The details: The agreement reportedly grants CMA CGM 300k sqm to develop in the Adra Free Zone in rural Damascus, whereupon it will provide services including customs clearance, warehousing, and multimodal transport, Syrian news daily Shaam reported last week. No further details were made public.
REFRESHER- Investor appetite is up: CMA CGM inked a USD 230 mn agreement with Syria’s Land and Sea Ports Authority to develop and operate a container terminal at Latakia Port earlier in May. This came after a total of 88 investment and operational contracts were reportedly inked for the Syrian-Jordanian Joint Freezone in 2025 as of last month, following its resumption of operations in January 2025.
Syrian-Jordanian economic teamwork: The Jordanian and Syrian Chambers of Commerce agreed this week to work on a roadmap to chart future joint investments, with a focus on key sectors, including transport, shipping, trade, agriculture, food, and construction. Jordan’s exports to Syria increased by 520% y-o-y in January 2025 to JOD 18.6 mn (USD 26.2 mn, while its imports from Syria decreased by 9% y-o-y to JOD 4.7 mn.
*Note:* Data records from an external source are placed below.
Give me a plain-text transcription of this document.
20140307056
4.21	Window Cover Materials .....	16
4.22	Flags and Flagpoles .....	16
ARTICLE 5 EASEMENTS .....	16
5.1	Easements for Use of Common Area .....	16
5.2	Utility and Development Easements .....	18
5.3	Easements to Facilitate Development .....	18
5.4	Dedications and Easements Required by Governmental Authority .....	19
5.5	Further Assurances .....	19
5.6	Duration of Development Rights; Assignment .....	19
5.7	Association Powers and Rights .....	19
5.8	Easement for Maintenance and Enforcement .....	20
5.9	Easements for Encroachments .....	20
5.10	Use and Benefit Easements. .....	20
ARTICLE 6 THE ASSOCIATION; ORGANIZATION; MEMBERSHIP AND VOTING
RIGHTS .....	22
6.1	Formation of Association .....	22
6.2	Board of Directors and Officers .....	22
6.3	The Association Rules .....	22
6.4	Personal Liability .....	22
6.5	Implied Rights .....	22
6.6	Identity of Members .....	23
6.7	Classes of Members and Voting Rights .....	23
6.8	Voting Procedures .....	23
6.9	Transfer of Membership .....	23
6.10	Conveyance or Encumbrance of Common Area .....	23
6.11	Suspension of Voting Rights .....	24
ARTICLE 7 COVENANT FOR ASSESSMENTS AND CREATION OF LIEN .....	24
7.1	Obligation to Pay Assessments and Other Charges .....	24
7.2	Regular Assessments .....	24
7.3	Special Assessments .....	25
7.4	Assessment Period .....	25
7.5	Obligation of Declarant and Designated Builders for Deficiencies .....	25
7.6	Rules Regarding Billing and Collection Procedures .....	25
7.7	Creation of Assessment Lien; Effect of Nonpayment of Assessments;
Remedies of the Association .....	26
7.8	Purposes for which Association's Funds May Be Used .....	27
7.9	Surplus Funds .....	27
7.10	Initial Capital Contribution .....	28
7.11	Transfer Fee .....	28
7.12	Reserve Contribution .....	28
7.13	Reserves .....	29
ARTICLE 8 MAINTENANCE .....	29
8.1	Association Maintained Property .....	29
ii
REMEMBER- Syria is seeing sanctions lifted: Both the US and the EU issued sweeping sanctions relief for Syria this week as part of a wider global push to remove sanctions on the country. This is slated to include a waiver for the Caesar Syria Civilian Protection Act and unlock investment in Syria after 14 years of war and sanctions.
You can know more about what the recent lifting of sanctions means for investors from our conversation with Mark Nakhla, Chief Research Officer of Kharon, a US-based data and technology firm that advises businesses on a range of sanctions and compliance risks.
AND- The Syrian gov’t is set to sign today an agreement with four companies to upgrade its electrical grid capacity by 5 GW, Reuters reports. The move — which would double the nation’s power supply — will see Qatar's UCC Holding lead the development in partnership with Turkey’s Kalyon GES Enerji Yatirimlari, Cengiz Enerji, and the US’ Power International USA.